1. Phone cannot power on
Before you bring the phone to the repair centre, please check these two items. Your battery and your charger. Plug in your charger to your device and check the display to see whether charging has started. Signs of charging include a beep when the charger is connected and/or a scrolling battery bar. This will confirm that charging is ok. Are you sure?
Charging is only ok when your battery is fully charged. How do you know if your battery is fully charged?
After the phone prompts Battery Fully Charged or something along that line, unplug the charger and see if the battery icon is full i.e. 100%. If it drops to 50% (half the battery icon), then bring the device with the battery and charger to the repair centre.
2. Phone cannot connect to the network i.e. no signal
What this means is that there is no reception signal. You can tell that by looking at the antenna icon on the display. If your device is connected to the network, you will usually see one or more signal bars on top of the antenna icon. First thing you do is to move to an open space or near your window if you are at home. Then check if there is reception. If yes, there is no problem at all.
If you have this problem of no signal, do this so that you know if it's the problem with the device or the sim card. Borrow your friend's phone and insert your sim card into it. Power it on and see if the network connection is ok. If it's ok, the problem is your device. Bring your device for repair. If the same issue remains, the culprit is your sim card. Don't go to your repair centre, go instead to the network operator.
3. Phone keeps resetting by itself.
Power off your device and remove the memory card and sim card. Put back the battery and power it on again without the memory card and sim card. If the device is ok, try powering it on with the sim card but without the memory card. If the restart problem comes back, go to your network operator.
Else, restart the phone with both the memory card and sim card and check if the problem occurs. If yes, get a new memory card.
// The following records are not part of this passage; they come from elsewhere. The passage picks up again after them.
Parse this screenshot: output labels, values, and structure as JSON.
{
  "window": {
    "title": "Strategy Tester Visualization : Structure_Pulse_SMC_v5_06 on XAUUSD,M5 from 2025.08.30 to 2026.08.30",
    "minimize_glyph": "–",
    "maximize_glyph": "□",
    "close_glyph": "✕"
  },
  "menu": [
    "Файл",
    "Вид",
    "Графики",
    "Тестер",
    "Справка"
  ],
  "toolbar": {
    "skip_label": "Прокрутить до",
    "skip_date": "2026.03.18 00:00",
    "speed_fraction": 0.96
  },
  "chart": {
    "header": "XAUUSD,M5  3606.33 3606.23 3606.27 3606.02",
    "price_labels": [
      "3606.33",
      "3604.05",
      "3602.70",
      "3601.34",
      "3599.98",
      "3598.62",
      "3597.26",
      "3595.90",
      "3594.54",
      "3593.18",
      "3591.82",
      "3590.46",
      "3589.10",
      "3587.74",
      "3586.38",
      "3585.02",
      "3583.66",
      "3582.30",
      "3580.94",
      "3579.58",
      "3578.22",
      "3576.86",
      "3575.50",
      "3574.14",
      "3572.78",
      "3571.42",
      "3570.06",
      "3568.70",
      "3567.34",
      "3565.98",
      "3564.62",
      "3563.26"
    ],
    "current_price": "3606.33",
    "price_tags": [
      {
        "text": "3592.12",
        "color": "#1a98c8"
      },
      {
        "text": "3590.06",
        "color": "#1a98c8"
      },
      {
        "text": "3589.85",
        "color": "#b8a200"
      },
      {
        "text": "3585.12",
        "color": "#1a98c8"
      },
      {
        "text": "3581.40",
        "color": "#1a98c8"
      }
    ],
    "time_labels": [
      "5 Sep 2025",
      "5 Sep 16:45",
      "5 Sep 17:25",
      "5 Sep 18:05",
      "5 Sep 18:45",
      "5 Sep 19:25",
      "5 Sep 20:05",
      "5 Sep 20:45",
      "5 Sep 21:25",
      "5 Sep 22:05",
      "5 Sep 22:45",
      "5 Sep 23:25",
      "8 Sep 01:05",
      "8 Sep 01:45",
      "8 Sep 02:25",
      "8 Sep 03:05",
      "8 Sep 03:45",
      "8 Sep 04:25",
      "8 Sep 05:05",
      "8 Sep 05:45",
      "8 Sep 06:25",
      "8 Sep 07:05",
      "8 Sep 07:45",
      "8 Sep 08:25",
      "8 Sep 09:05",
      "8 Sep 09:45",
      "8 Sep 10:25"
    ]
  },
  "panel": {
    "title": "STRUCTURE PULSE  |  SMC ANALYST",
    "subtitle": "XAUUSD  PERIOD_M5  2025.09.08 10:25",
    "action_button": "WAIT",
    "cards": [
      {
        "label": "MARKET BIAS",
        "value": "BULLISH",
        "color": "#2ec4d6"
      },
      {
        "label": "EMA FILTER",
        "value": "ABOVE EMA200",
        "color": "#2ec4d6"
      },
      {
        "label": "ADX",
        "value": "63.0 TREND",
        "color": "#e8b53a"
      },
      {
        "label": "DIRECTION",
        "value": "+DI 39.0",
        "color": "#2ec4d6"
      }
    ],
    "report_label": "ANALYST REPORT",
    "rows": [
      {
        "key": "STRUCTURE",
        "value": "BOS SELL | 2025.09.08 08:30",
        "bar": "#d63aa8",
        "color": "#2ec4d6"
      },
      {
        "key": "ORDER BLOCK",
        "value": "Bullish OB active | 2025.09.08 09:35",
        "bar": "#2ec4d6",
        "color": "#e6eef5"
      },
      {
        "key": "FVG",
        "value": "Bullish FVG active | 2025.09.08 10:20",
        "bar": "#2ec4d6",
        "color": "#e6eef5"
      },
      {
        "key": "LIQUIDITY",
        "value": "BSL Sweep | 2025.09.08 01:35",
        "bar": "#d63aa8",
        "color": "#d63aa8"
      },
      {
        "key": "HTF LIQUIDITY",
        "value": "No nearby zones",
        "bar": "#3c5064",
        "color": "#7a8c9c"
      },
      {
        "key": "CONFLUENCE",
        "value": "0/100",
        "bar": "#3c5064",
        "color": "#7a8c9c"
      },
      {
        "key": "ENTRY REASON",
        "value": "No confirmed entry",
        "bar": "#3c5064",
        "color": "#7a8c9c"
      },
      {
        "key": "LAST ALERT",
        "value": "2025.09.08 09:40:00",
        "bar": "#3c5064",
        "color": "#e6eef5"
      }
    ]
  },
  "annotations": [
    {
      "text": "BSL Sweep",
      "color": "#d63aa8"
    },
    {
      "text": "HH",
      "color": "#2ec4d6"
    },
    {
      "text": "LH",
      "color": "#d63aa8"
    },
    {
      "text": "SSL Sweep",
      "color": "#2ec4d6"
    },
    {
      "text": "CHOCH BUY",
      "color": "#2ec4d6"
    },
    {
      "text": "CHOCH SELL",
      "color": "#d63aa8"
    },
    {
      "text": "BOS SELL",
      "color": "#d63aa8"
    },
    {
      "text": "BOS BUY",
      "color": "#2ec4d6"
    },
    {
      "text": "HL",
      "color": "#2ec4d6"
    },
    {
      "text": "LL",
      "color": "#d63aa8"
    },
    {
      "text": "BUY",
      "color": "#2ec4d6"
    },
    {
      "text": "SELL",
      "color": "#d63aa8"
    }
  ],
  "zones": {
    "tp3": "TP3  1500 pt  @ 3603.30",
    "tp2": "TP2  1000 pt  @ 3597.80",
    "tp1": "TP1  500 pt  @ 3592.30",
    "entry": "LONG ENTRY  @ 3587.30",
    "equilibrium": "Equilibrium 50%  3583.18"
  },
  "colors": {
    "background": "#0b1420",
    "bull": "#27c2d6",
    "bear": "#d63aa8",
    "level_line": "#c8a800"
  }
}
Of course you can bring everything (sim card, device, memory card, charger, battery) to the repair centre without going through the abovementioned steps. For me, time is precious and I wouldn't mind learning some troubleshooting myself.
Do not forget that it is also possible that there is completely nothing wrong with your device or it's accessories and the fault lies with the network operator. One such incident could be there is no signal reception for a particular network operator because their network is down.